On top of catching everything, the work on each item is mostly done before I get to it. Each item shows up sorted by type and tagged with where it came from, with the next step already taken. If it needs an email, the draft is written in my voice with the context loaded, so I read it, change a line if I want, and send, or take a different tack with one tap, since the alternatives are already drafted underneath, the way I wrote about a few posts back. If it belongs in a meeting I have coming up, it gets routed onto the prep page for that meeting as a talking point instead, so I send nothing and just see it when that meeting starts.

A chunk of it isn't even work for me. A fair amount of what comes out of a meeting is administrative, the kind of thing that only exists to make another meeting happen. I said I'd set up the offsite dinner, move a recurring 1:1 to monthly, get a working session on the calendar. The system flags those from the wording, and instead of parking them on my list it writes the request to my executive assistant. The meeting that needs to exist gets created, and all I did was approve a two-line note.

Items I've already handled come off the list on their own. When a later transcript or a sent email shows a promise got kept, the system closes that one and drops it off, with the evidence attached in case I want to check. So the list only ever shows live work, never buried under the pile of things I already finished.

What I'm owed, kept separate

Running next to all of that is a second, shorter list, the things other people owe me. I'm not doing those, I'm tracking them, so that one is ordered by how long each has been sitting rather than by impact. Whatever someone promised me two weeks ago is at the top, and clearing it is one click on a nudge that's already drafted. This is the part a good chief of staff owns, so nothing I'm waiting on slips while I'm looking elsewhere.

The separate list of what I'm owed, sorted by how long each has gone unanswered, with a drafted nudge on the oldest
The other list, what I'm owed, sorted by how long each has gone unanswered. The one that has sat two weeks is on top, a nudge one click away. Example data.

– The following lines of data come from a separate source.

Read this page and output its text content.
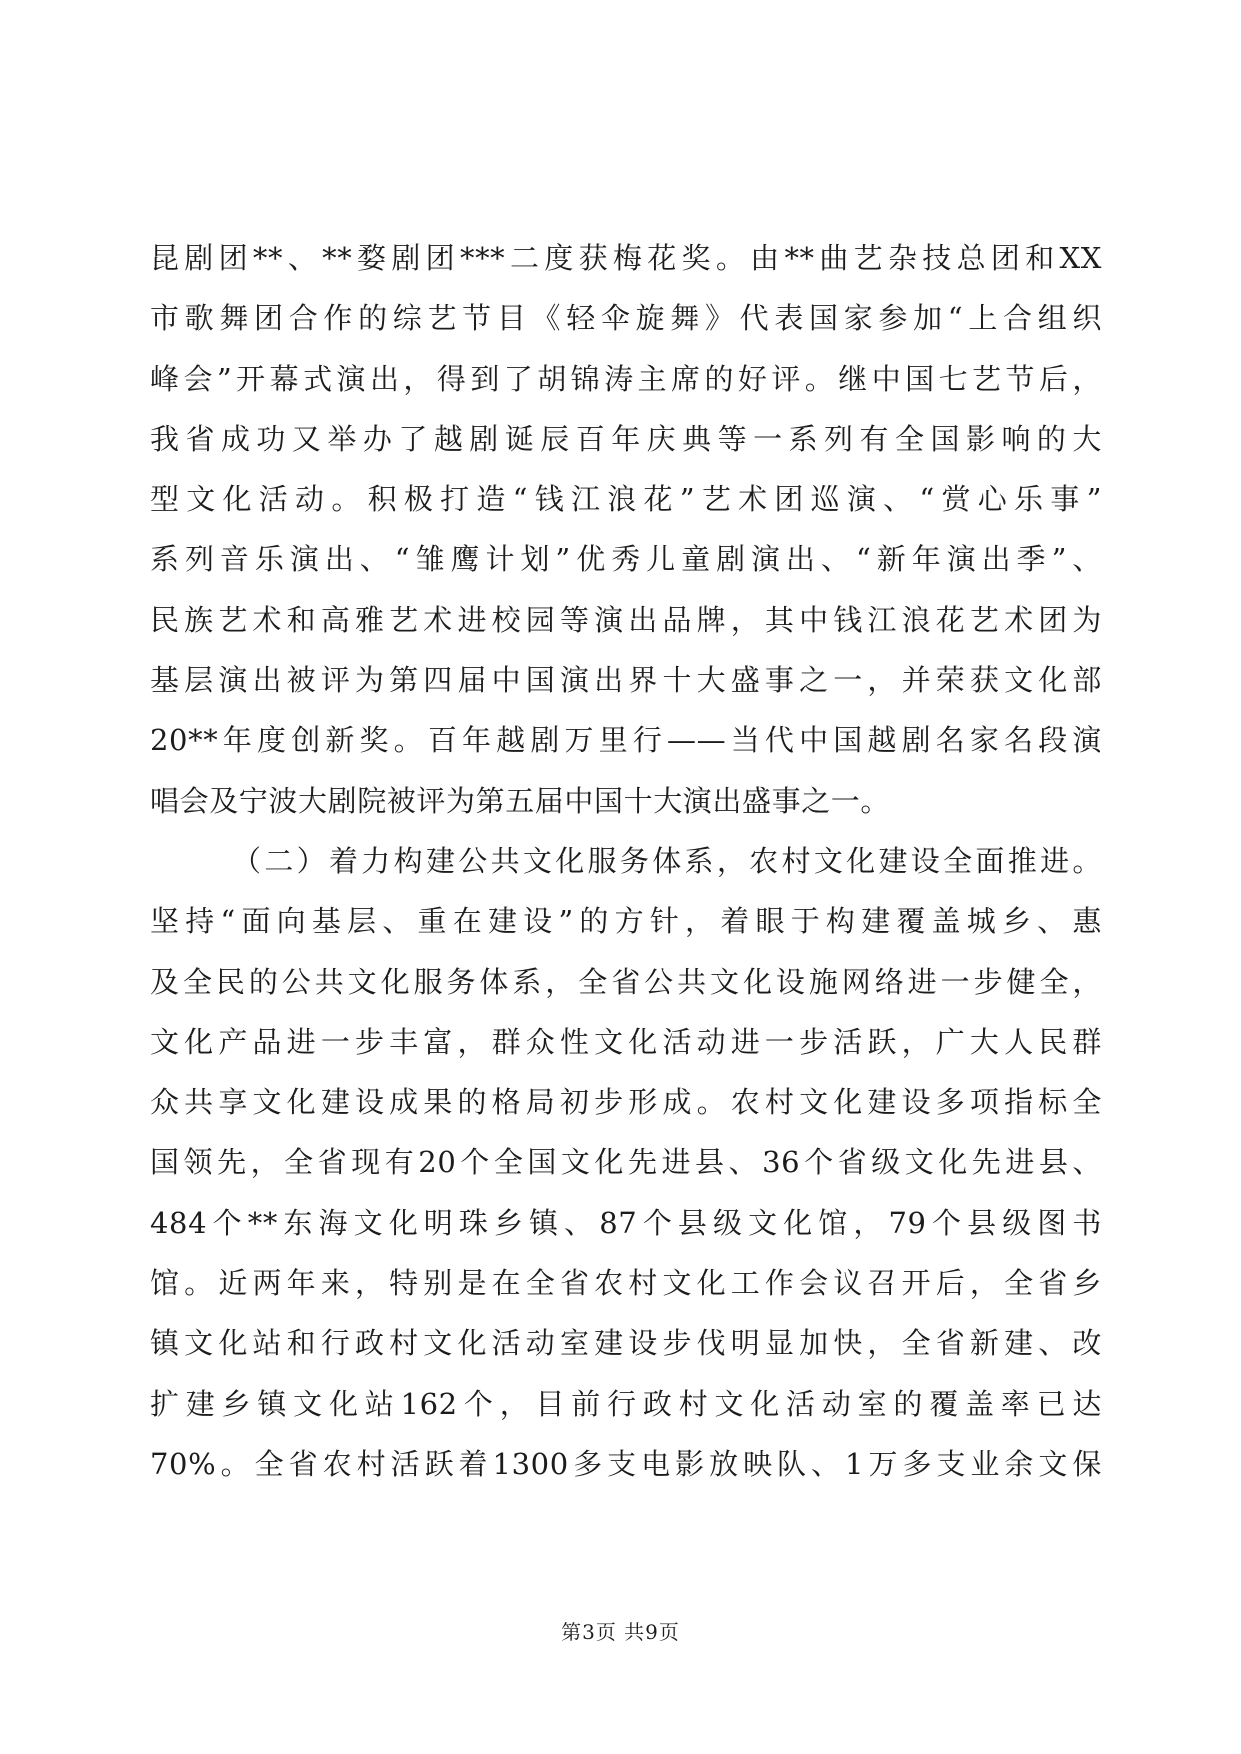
昆剧团**、**婺剧团***二度获梅花奖。由**曲艺杂技总团和XX
市歌舞团合作的综艺节目《轻伞旋舞》代表国家参加“上合组织
峰会”开幕式演出，得到了胡锦涛主席的好评。继中国七艺节后，
我省成功又举办了越剧诞辰百年庆典等一系列有全国影响的大
型文化活动。积极打造“钱江浪花”艺术团巡演、“赏心乐事”
系列音乐演出、“雏鹰计划”优秀儿童剧演出、“新年演出季”、
民族艺术和高雅艺术进校园等演出品牌，其中钱江浪花艺术团为
基层演出被评为第四届中国演出界十大盛事之一，并荣获文化部
20**年度创新奖。百年越剧万里行——当代中国越剧名家名段演
唱会及宁波大剧院被评为第五届中国十大演出盛事之一。
（二）着力构建公共文化服务体系，农村文化建设全面推进。
坚持“面向基层、重在建设”的方针，着眼于构建覆盖城乡、惠
及全民的公共文化服务体系，全省公共文化设施网络进一步健全，
文化产品进一步丰富，群众性文化活动进一步活跃，广大人民群
众共享文化建设成果的格局初步形成。农村文化建设多项指标全
国领先，全省现有20个全国文化先进县、36个省级文化先进县、
484个**东海文化明珠乡镇、87个县级文化馆，79个县级图书
馆。近两年来，特别是在全省农村文化工作会议召开后，全省乡
镇文化站和行政村文化活动室建设步伐明显加快，全省新建、改
扩建乡镇文化站162个，目前行政村文化活动室的覆盖率已达
70%。全省农村活跃着1300多支电影放映队、1万多支业余文保
第3页 共9页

The calendar work freed up the hours, and this self-maintaining list is what keeps the small stuff from eating those hours back. I generally spend less than a minute on each item, read it, send it or pass it on, and move to the next, so the whole list clears in one short sitting. Handling everything I owe costs me a few minutes in one pass instead of pulling at me all day, and the rest of my time goes to the work that actually needs me.